Même si la prise en charge de X A a été immédiate dès l’ingestion accidentelle du cure-dent, il apparaît qu’en raison des troubles sévères de l’intéressé, sujet de surcroît à des fausses routes alimentaires, sa participation à une activité impliquant l’ingestion de saucisses à l’aide d’un cure-dent revêtait un risque particulier qui aurait dû conduire l’établissement à accroître sa surveillance.
Ainsi, contrairement à l’appréciation du premier juge, les éléments du dossier caractérisent bien le manquement du centre d’accueil et de soins à son obligation contractuelle de sécurité envers l’adolescent qui lui était confié lors de l’accident du 13 juin 2013, et ce indépendamment de tout lien avec le décès de celui-ci survenu trois plus tard.
Cette faute a indéniablement causé un préjudice moral à Mme B-A qui, après cet incident, a pu douter de la capacité de l’établissement à prendre en charge son fils, et a généré une inquiétude et un stress dans ses conditions d’existence.
Contrairement à ce que soutient l’association, l’indemnisation de ce préjudice ne s’analyse pas comme une aggravation du préjudice moral de la mère consécutif au décès de son fils déjà indemnisé à hauteur de 7 623 euros par l’assureur au 'titre du capital décès dû au titre des garanties individuelles accident forfaitaires souscrites par Coallia', mais comme un préjudice moral distinct, lié à la perte de confiance envers l’établissement d’accueil résultant du seul incident du 13 juin 2013, lequel n’a fait l’objet d’aucune indemnisation.
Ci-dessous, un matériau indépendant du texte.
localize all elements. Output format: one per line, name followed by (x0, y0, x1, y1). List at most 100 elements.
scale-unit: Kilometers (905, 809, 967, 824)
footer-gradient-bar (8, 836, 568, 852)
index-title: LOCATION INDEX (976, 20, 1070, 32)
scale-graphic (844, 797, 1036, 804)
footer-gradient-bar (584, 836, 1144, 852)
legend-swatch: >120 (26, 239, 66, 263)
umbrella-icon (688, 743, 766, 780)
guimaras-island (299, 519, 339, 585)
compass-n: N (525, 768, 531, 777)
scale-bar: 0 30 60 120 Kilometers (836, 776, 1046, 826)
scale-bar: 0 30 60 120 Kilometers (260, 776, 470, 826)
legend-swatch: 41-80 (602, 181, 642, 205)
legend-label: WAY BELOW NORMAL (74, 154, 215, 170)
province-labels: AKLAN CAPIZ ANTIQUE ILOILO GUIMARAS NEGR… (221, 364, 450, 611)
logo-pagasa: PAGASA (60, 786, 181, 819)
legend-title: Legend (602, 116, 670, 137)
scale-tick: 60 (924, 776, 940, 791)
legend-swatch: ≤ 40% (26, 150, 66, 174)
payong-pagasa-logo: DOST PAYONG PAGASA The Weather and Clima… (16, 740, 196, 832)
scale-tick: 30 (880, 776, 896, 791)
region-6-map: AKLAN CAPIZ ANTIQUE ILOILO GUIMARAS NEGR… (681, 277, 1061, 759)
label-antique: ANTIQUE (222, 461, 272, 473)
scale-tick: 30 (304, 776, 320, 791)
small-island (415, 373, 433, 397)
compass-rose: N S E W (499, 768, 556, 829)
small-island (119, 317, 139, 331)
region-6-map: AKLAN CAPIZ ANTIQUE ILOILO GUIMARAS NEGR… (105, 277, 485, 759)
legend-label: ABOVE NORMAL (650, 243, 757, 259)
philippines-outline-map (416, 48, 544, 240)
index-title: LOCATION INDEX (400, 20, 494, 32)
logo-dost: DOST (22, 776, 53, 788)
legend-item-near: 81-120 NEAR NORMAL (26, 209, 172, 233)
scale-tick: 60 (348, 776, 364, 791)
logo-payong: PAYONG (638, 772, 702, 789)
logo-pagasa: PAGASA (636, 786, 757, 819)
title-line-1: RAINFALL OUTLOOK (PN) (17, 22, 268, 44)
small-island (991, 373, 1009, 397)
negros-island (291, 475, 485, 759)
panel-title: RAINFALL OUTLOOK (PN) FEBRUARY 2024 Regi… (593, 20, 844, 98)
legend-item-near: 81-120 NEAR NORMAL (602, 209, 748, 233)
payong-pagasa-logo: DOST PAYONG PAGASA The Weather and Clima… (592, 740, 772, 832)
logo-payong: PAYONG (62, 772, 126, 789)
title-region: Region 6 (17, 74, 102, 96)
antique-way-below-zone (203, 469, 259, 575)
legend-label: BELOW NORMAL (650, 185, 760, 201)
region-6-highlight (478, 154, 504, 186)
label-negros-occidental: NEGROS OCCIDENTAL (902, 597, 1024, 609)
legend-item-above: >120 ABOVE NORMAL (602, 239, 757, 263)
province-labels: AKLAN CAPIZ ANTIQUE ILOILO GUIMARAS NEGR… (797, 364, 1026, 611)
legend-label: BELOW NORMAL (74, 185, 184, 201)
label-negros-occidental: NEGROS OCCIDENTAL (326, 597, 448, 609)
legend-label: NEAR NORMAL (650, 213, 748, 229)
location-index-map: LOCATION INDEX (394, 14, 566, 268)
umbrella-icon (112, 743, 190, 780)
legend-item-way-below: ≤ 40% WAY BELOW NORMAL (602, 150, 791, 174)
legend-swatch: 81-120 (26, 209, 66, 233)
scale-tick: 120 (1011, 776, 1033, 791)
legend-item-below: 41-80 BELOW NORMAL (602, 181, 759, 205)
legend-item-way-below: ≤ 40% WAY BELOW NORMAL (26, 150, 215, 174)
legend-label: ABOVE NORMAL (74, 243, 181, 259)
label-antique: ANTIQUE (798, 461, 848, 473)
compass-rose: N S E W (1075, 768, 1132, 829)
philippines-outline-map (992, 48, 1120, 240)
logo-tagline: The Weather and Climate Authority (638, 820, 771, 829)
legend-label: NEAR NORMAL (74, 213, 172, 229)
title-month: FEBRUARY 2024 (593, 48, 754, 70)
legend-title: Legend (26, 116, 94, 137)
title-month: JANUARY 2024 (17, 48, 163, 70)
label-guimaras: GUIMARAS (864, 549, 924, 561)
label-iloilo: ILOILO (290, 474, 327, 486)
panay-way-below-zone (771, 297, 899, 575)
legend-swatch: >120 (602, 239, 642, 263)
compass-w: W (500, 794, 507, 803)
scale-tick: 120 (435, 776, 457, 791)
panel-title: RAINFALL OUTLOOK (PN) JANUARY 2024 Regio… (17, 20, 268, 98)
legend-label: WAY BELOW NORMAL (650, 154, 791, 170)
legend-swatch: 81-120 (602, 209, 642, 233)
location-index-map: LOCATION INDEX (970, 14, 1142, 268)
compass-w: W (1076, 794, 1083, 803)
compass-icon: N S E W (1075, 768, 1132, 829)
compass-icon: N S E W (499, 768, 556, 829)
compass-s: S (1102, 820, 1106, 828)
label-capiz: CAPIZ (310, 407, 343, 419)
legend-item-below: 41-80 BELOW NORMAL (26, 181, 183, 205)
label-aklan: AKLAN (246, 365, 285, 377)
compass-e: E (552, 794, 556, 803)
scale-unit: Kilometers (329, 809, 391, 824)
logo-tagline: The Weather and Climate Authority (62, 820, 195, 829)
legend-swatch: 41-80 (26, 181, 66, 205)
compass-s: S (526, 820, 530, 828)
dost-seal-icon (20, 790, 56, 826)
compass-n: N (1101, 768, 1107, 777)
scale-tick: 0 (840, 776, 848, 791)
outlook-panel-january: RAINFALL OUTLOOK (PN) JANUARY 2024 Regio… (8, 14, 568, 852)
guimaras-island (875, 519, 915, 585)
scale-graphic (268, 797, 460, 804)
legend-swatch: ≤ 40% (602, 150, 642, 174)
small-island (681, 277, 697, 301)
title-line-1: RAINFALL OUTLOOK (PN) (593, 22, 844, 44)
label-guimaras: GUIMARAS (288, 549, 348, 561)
Ce préjudice sera exactement et intégralement réparé par l’allocation à Mme B-A d’une somme de 2 500 euros.
Il convient par conséquent d’infirmer le jugement attaqué et de condamner l’association Coallia au paiement de cette somme à Mme B-A.
Il serait en outre inéquitable de laisser à la charge de Mme B-A l’intégralité des frais exposés par elle à l’occasion de l’instance d’appel et non compris dans les dépens, en sorte qu’il sera alloué à son avocat une somme de 1 500 euros en application des articles 37 de la loi du 10 juillet 1991 et 700 du code de procédure civile.
PAR CES MOTIFS, LA COUR :
Infirme le jugement rendu le 2 février 2018 par le tribunal d’instance de Dinan, sauf en ce qu’il a reçu l’association Coallia en son intervention volontaire ;
Condamne l’association Coallia à payer à Mme C B-A la somme de 2 500 euros à titre de dommages-intérêts ;
Condamne l’association Coallia à payer à l’avocat de Mme B-A une somme de 1 500 euros en application des articles 37 de la loi du 10 juillet 1991 et 700 du code de procédure civile ;
Condamne l’association Coallia aux dépens de première instance et d’appel, lesquels seront recouvrés conformément aux règles de l’aide juridictionnelle.